For starters, Lewis insists, "nothing is more needed than a roar of old-fashioned laughter" (ibid., 91). He writes, sexual jokes are universal and sensible people know that there is something inherently comic about sexual activity. Maintaining an attitude of play in the game of love can protect us from the dark spirituality of making a religion out of love. Only in the context of a healthy sense of humor about sexual activity within the proper boundary of wedded love can we begin to consider the deeply serious spirituality of sex.
Lewis names four levels of seriousness: 1) the theological, as "the mystical image of the union between God and Man"; 2) the sub-Christian, as our participation in "the natural forces of life and fertility"; 3) the moral, in terms of the responsibilities of parenthood and the future of the human race; ad 4) the emotional, for the participants (ibid., 91).
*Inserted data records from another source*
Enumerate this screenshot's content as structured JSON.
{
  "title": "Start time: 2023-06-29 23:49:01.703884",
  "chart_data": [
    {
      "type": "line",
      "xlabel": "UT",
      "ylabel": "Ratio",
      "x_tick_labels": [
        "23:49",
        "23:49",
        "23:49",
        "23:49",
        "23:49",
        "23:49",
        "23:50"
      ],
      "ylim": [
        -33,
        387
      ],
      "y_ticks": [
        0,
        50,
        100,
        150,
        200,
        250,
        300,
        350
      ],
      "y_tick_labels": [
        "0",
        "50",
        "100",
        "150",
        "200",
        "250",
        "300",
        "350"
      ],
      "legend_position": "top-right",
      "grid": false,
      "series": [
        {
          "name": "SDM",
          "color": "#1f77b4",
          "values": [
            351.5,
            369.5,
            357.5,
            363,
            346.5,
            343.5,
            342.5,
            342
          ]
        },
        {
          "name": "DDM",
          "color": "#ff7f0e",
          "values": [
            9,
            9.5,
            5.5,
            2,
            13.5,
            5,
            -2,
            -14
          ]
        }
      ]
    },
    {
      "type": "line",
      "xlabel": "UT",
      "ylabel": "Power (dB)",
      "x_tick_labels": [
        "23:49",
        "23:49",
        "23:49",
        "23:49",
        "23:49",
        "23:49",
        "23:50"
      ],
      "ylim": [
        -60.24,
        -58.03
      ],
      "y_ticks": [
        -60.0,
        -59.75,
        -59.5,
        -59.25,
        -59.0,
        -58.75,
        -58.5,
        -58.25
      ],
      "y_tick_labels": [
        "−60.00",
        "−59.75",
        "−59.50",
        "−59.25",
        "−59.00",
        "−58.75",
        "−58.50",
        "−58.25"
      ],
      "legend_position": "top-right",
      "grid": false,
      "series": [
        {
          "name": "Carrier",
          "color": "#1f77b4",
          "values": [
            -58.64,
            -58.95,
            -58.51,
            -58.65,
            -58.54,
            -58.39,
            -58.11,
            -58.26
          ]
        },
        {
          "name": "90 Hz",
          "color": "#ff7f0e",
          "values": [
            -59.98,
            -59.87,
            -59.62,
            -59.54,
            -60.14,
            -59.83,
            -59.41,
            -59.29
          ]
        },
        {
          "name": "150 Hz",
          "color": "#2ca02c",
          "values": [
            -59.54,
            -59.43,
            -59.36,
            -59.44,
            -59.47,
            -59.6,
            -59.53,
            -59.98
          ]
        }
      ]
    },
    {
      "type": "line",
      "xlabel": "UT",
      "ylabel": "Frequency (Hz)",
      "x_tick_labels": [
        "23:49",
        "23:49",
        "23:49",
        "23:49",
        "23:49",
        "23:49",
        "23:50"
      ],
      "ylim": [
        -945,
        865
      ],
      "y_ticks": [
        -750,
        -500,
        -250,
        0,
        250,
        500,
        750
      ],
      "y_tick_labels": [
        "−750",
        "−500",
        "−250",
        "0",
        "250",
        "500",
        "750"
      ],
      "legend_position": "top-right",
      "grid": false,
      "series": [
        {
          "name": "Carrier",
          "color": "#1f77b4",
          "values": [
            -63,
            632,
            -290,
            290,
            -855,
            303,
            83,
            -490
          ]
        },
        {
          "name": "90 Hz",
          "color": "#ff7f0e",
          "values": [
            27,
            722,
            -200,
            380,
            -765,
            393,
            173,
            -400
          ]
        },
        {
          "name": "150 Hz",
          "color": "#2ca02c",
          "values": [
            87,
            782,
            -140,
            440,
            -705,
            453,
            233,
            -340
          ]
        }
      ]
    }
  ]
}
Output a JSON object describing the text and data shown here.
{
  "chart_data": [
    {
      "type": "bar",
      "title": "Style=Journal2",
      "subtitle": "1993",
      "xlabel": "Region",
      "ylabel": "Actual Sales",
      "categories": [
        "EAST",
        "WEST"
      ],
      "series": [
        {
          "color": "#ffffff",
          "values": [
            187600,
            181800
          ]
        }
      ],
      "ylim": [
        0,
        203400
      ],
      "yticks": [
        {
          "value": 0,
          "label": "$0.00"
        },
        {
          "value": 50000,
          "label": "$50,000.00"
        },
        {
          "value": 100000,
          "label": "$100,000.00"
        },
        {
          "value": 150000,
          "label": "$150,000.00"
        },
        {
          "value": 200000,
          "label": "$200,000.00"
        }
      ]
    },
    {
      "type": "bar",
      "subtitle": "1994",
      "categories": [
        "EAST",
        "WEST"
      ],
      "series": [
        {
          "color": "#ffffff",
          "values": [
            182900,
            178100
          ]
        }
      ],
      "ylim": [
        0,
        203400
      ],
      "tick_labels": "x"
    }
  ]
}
According to Lewis, the Christian needs to regard sexuality with a saving laughter that deepens into a profound understanding of its intrinsic spirituality. What we think and do cannot be separated from who we are. As beloved people made in the image of God, we are to regard our sexuality as part of the precious treasure we have been designed to be. What we do with our sexuality has everything to do with how we regard, or fail to regard, the Lord God and therefore ourselves in relation to him.
One footnote on what requires a much greater response. We have the tendency to equate sexuality not only with identity and personal fulfillment but with sexual activity itself. A dangerous equation. What does this say to virgins, the celibate, the ill, and the widowed? In the Christian worldview, however, sex is far greater than sexual activity. We are sexual beings, uniquely designed, and we are neither reducible to our gender (Galatians 3:28), nor do we lose our sexuality through celibacy. In Lewis's novel That Hideous Strength, "the unmarried members of St. Anne's, Ransom, Grace Ironwood, and MacPhee, are just as much part of this great cosmic dance of divine love. All members submit their bodies or lives to the dance" (Hilder, The Gender Dance, 158).